La procesión, sin cortejo oficial, llegó hasta la calle Puentezuelas, donde se encontró con Nuestro Padre Jesús del Rescate, en una estampa para el recuerdo. A las puertas se encontraba la venerada imagen que recorrerá las calles el próximo sábado, produciéndose un momento que no recordaban las generaciones presentes. Tras abandonar la iglesia de la Magdalena, la dolorosa, ya coronada, se dirigía hacia la basílica de Nuestra Señora de las Angustias, para encontrarse con la principal devoción de los granadinos, en un recorrido que, a pesar de la afluencia no fue cortado por el tráfico, lo que provocó algunas críticas de los asistentes. Antes, en el monasterio del Santo Ángel Custodio, donde se encuentra el sagrado protector de Granada, el Santísimo Cristo de San Agustín, la titular de la corporación de la Esperanza se encontró con el crucificado manierista.
Tras visitar a la patrona, llegó a San Matías, donde se encontraba la Virgen de las Penas de la corporación de Paciencia y Penas. Precisamente frente al templo imperial la Banda de Música Santa María del Alcor hacía un alto en el camino ante las sevillanas que le cantaron desde un balcón, compuestas por Pepe Espinel. Más tarde hacía su entrada en la plaza castellana de Santo Domingo, donde a las puertas esperaba la copatrona, la Virgen del Rosario, que el día anterior recorrió las calles del barrio en su tradicional procesión.

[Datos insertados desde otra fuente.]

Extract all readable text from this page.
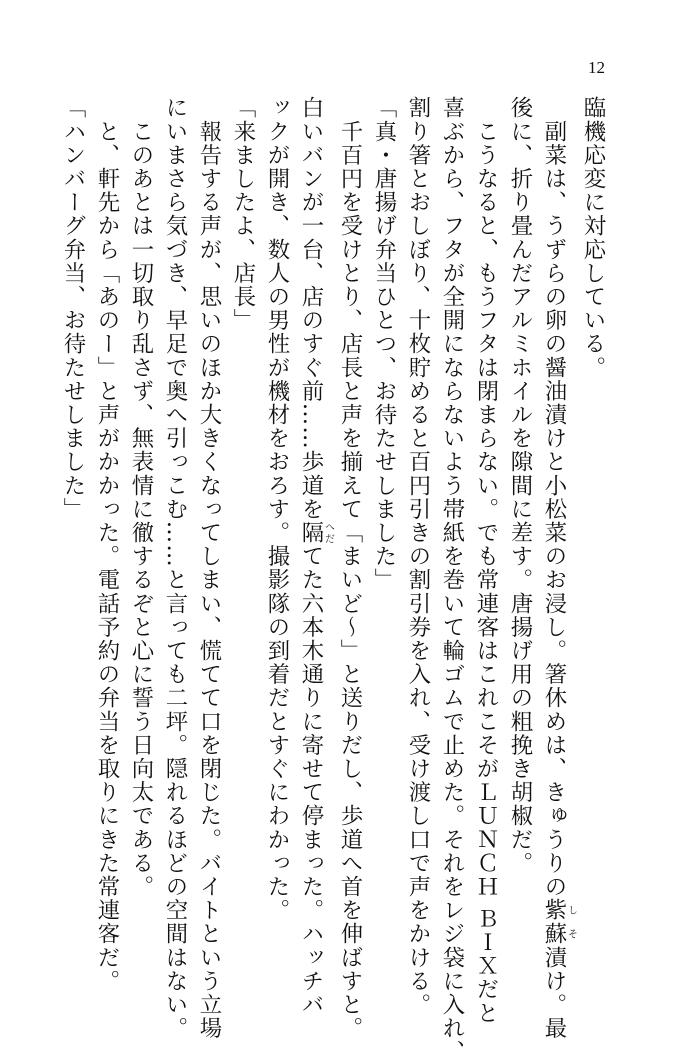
12
臨機応変に対応している。
　副菜は、うずらの卵の醤油漬けと小松菜のお浸し。箸休めは、きゅうりの紫蘇しそ漬け。最
後に、折り畳んだアルミホイルを隙間に差す。唐揚げ用の粗挽き胡椒だ。
　こうなると、もうフタは閉まらない。でも常連客はこれこそがＬＵＮＣＨ ＢＩＸだと
喜ぶから、フタが全開にならないよう帯紙を巻いて輪ゴムで止めた。それをレジ袋に入れ、
割り箸とおしぼり、十枚貯めると百円引きの割引券を入れ、受け渡し口で声をかける。
「真・唐揚げ弁当ひとつ、お待たせしました」
　千百円を受けとり、店長と声を揃えて「まいど～」と送りだし、歩道へ首を伸ばすと。
白いバンが一台、店のすぐ前……歩道を隔へだてた六本木通りに寄せて停まった。ハッチバ
ックが開き、数人の男性が機材をおろす。撮影隊の到着だとすぐにわかった。
「来ましたよ、店長」
　報告する声が、思いのほか大きくなってしまい、慌てて口を閉じた。バイトという立場
にいまさら気づき、早足で奥へ引っこむ……と言っても二坪。隠れるほどの空間はない。
　このあとは一切取り乱さず、無表情に徹するぞと心に誓う日向太である。
　と、軒先から「あのー」と声がかかった。電話予約の弁当を取りにきた常連客だ。
「ハンバーグ弁当、お待たせしました」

Calles abarrotadas de público y una multitud que seguía acompañando a la Virgen de la Esperanza de camino a la iglesia de San Gil y Santa Ana. Minutos antes de las cuatro de la mañana, tras nueve horas de recorrido, el sueño de la Esperanza culminaba con la bella imagen entrando en su sede canónica y dejando tras de sí una jornada para el recuerdo.